As the Deputy is aware, the Vacant Homes Tax is a new measure announced in Budget 2023, which aims to increase the supply of homes for rent or purchase to meet demand. Legislative provision for the tax was made in the Finance Act 2022. The first chargeable period commenced on 1 November 2022. The first self-assessed returns are due on 7 November this year and the tax will be payable on 1 January 2024. Therefore, there is no data available on which to base the costing sought by the Deputy.

A residential property will be within the scope of the Vacant Homes Tax if it has been occupied as a dwelling for less than 30 days in a chargeable period. The Vacant Homes Tax will be charged at a rate equal to three times the property’s existing base Local Property Tax liability, and must be paid in addition to Local Property Tax. A small number of narrow exemptions are available to ensure that home-owners are not excessively penalised for normal temporary vacancy. As with Local Property Tax (LPT), the Vacant Homes Tax will apply only to habitable residential properties - it will not apply to derelict or uninhabitable properties.

The introduction of this tax follows from my Department's commitment under Housing for All to collect data on vacancy with a view to introducing a vacant property tax. The Finance (Local Property Tax) (Amendment) Act 2021 facilitated the collection on data on vacant property through Local Property Tax (LPT) returns.

A preliminary analysis of the vacancy data was published by Revenue in July 2022, following the LPT revaluation in November 2021, and can be found on their website: www.revenue.ie/en/corporate/information-about-revenue/statistics/local-property-tax/lpt-stats-2022/index.aspx.

It should be noted that LPT returns provided information in relation to vacant properties as at the most recent LPT valuation date of 1 November 2021. Properties that were uninhabitable or unsuitable for use as a dwelling, as at 1 November 2021, are not liable for LPT and are not included in this analysis. The data on vacancy have not been verified by Revenue and they were collected for informational purposes only. The data provide an indicative profile of properties, rather than a definitive number of vacant properties. 
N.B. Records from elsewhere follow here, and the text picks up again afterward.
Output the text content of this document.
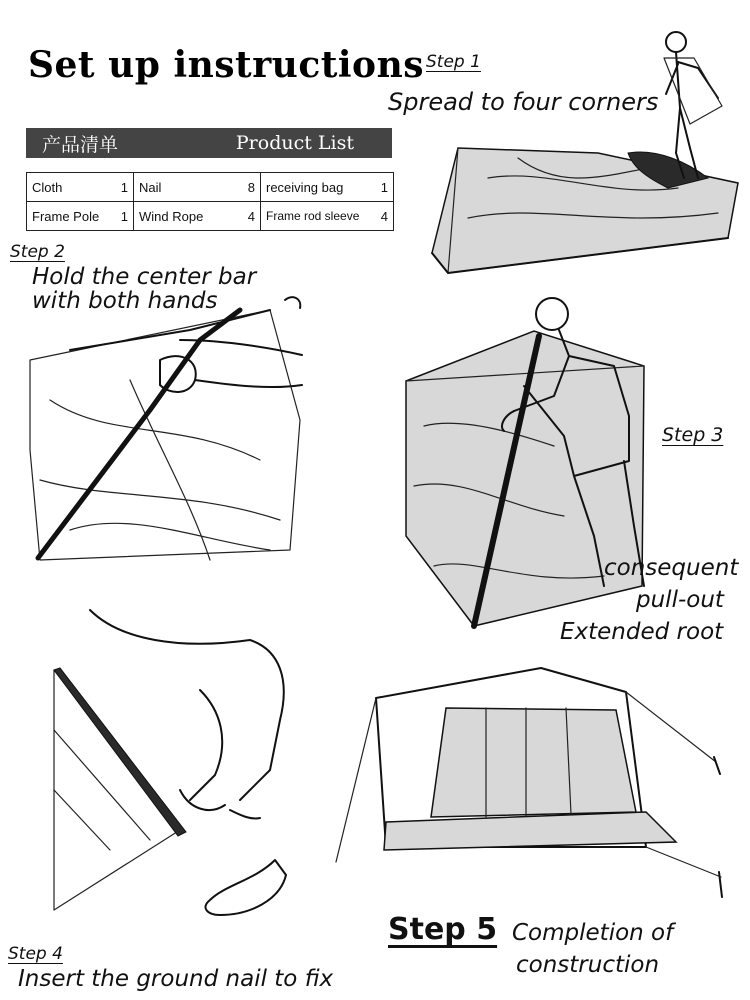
Set up instructions
产品清单	Product List
Cloth 1	Nail 8	receiving bag 1

Frame Pole 1	Wind Rope 4	Frame rod sleeve 4
Step 1
Spread to four corners
Step 2
Hold the center bar
with both hands
Step 3
consequent
pull-out
Extended root
Step 4
Insert the ground nail to fix
Step 5 Completion of
construction
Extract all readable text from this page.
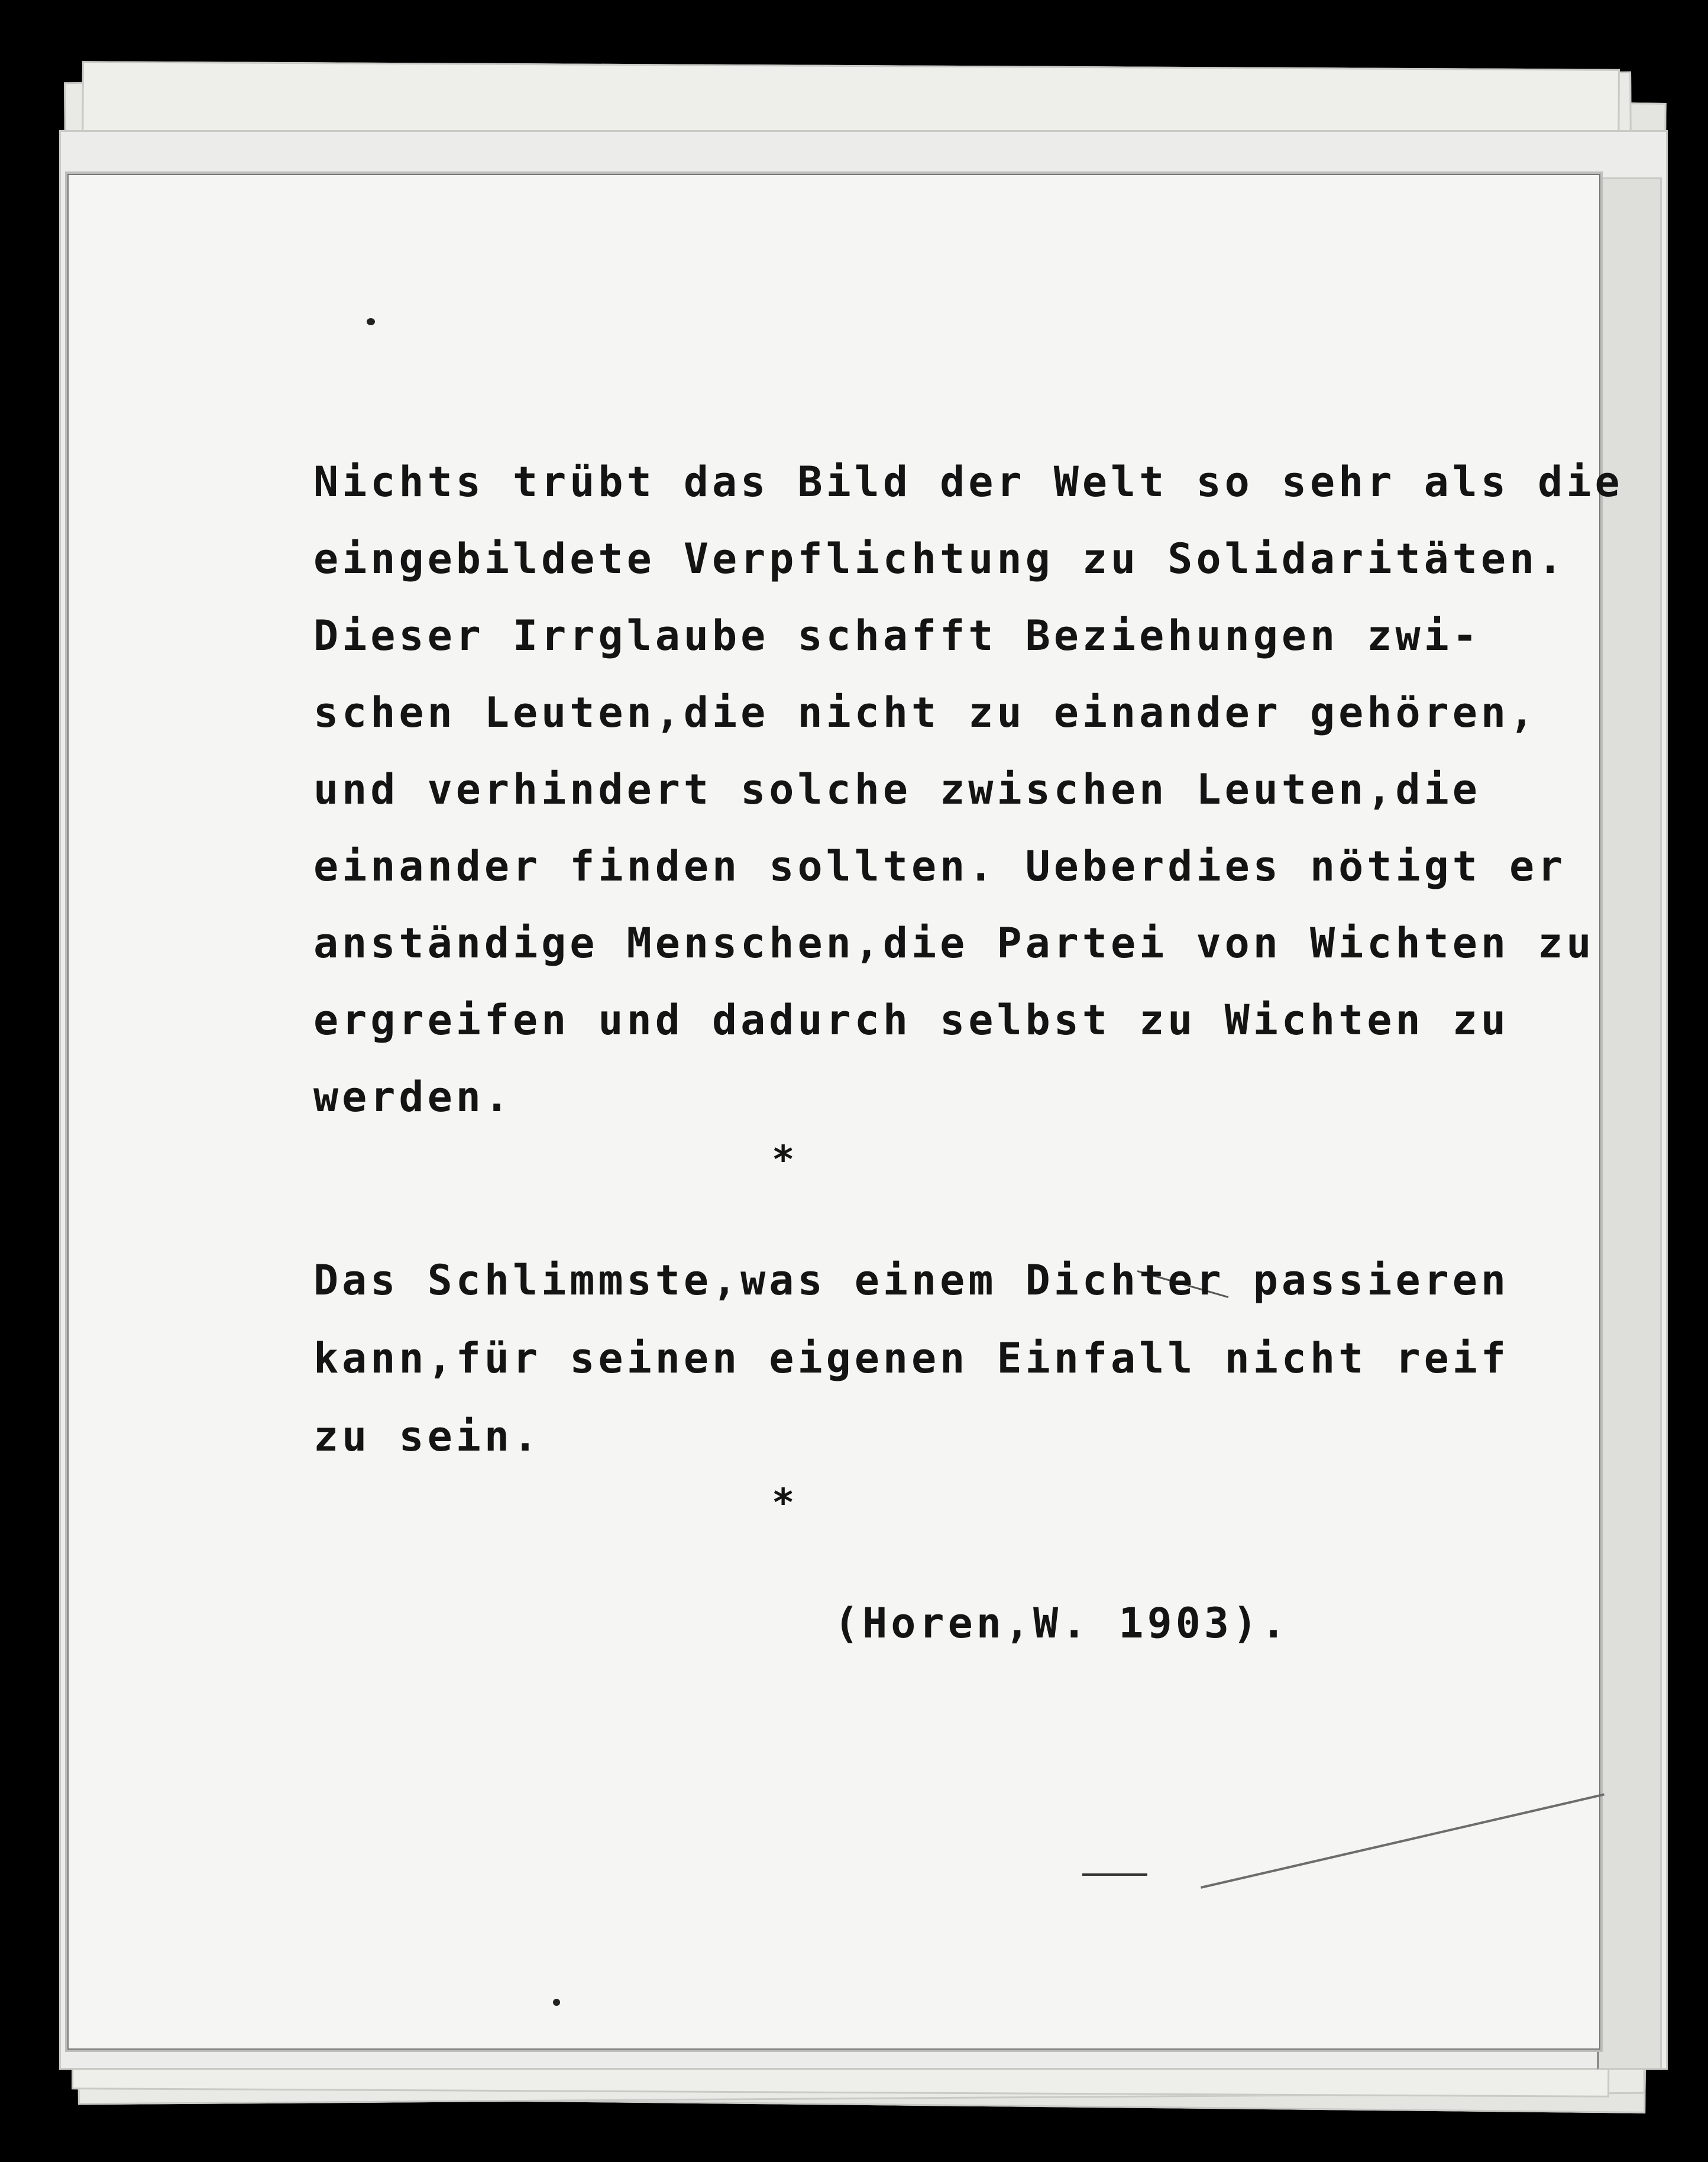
Nichts trübt das Bild der Welt so sehr als die
eingebildete Verpflichtung zu Solidaritäten.
Dieser Irrglaube schafft Beziehungen zwi-
schen Leuten,die nicht zu einander gehören,
und verhindert solche zwischen Leuten,die
einander finden sollten. Ueberdies nötigt er
anständige Menschen,die Partei von Wichten zu
ergreifen und dadurch selbst zu Wichten zu
werden.
*
Das Schlimmste,was einem Dichter passieren
kann,für seinen eigenen Einfall nicht reif
zu sein.
*
(Horen,W. 1903).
In arriving at the estimates for the Budget documentation, certain assumptions were made based on the Revenue data and took into account the number of long-term vacant properties (those unoccupied for greater than 12 months), their valuation band, as well as their reasons for lying vacant which may correspond with an exemption from the tax. It was tentatively estimated that less than 15% of the total properties reported as vacant may be in scope of the tax.

This measure aims to increase the supply of homes for rent or purchase to meet demand, rather than raise revenue. It is a new measure which comes into operation this year. The estimated yield is low, as I anticipate this tax will influence behaviour and lead to property owners putting their vacant properties to more effective use. As such, the number of properties who will be subject to this tax and the eventual yield may be lower than the estimates provided.